Depuis quelques années, les conditions de vie sont au centre de la critique du système pénitentiaire français. Notamment depuis la publication du livre Médecin-chef à la prison de la Santé de Véronique Vasseur et l'ouvrage d'Éric Péchillon, Sécurité et droit du service public pénitentiaire[5].
Depuis, de nombreux rapports mettent le doigt sur la surpopulation et le manque chronique de moyens (manque de surveillants, manque de psychologues, etc.). Tous ces problèmes restent pour l'instant présents. Seule la construction de nouvelles prisons a été décidée. En ce qui concerne le manque d'effectifs, aucun recrutement en masse de surveillants et de psychologues n'a pour l'instant été réalisé et cela malgré des campagnes de publicité pour recruter du personnel dans l'administration pénitentiaire.
Santé
La Commission Européenne de Prévention de la Torture (CPT) note que la prise en charge médicale des détenus particulièrement surveillés, des détenus souffrant de maladie mentale et le traitement des cas de douleur aigüe font que "le traitement médical se trouve perverti et devient dégradant". Les DPS sont notamment constamment menottés au lit d'hôpital et ne peuvent consulter un médecin sans présence policière. le CPT observe également que lors de ses visites en 2006 "Les patients présentant des états de souffrance aiguë étaient placés dans l'une des cellules d'isolement, traités sous contrainte si nécessaire, et obligés de rester nus en cellule, soumis à un contrôle visuel régulier du personnel pénitentiaire. Il ne fait aucun doute aux yeux du CPT qu'une telle situation s'apparente à un traitement inhumain et dégradant pour le patient concerné (et est également dégradante pour le personnel concerné)."

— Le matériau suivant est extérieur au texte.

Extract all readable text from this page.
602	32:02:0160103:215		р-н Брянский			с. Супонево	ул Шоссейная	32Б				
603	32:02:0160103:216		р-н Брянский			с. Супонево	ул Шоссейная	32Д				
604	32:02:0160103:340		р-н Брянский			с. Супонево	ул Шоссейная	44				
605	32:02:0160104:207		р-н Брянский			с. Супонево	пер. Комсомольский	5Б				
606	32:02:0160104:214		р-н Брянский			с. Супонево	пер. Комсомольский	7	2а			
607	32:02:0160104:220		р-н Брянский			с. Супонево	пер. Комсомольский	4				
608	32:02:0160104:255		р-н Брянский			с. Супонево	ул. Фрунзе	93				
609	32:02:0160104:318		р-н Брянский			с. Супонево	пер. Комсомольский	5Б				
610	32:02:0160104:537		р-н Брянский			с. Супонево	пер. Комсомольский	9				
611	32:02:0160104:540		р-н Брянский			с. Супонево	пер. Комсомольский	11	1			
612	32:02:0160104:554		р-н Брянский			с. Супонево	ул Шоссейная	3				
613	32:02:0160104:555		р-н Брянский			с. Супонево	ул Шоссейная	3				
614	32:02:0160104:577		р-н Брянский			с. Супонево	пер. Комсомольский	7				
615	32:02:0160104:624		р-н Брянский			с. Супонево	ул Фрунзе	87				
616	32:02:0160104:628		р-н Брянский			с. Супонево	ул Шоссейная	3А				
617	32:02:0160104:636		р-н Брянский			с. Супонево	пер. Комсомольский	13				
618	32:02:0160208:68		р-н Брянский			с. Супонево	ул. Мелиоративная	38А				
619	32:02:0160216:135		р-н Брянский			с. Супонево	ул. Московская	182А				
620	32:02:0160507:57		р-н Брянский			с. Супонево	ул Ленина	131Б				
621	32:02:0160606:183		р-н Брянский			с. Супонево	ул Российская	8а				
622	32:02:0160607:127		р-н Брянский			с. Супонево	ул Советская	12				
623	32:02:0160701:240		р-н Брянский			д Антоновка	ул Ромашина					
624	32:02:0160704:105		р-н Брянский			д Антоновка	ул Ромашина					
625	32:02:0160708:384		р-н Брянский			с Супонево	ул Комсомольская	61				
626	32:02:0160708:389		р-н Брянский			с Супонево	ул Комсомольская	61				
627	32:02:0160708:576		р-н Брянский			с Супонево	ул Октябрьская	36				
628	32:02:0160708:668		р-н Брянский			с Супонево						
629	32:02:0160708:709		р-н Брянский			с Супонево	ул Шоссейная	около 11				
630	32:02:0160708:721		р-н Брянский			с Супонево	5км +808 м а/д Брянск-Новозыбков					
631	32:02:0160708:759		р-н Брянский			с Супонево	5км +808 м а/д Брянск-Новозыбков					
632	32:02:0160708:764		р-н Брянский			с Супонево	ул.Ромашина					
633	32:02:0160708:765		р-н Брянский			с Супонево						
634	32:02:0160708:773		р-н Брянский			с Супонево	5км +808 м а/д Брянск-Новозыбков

Il observe que dans certains établissements comme celui de Moulins, la prise en charge psychiatrique est impossible en raison de l'insuffisance des moyens[14].
- Séropositivité et Sida
Comme dans toutes les prisons du monde le VIH/Sida est particulièrement présent, notamment en raison d'une sureprésentation de populations toxicomanes utilisant des seringues. Les rapports homosexuels, consentis ou non, favorisent également des contaminations par voie sexuelle. En France la diffusion du VIH/Sida est mesurée régulièrement et une baisse de la proportion de séropositifs dans les prisons est présente depuis 1990. Il n'en demeure pas moins que le taux de prévalence est sept fois supérieur à la normale et que les moyens médicaux sont insuffisants, notamment pour traiter les cas de Sida au stade clinique 2 ou plus qui sont eux en augmentation[15]. Il faut noter le témoignage rare de Laurent Jacqua, condamné longue peine, sur la condition des séropositifs en prison (La guillotine carcérale).
- Troubles mentaux
Les conditions de vie particulièrement difficiles de la prison accroissent la gravité des maladies mentales et provoquent nombre de dépressions. Aux comportements d'automutilation s'ajoutent une centaine de suicides annuels, soit un taux de suicide huit fois supérieur à la moyenne nationale.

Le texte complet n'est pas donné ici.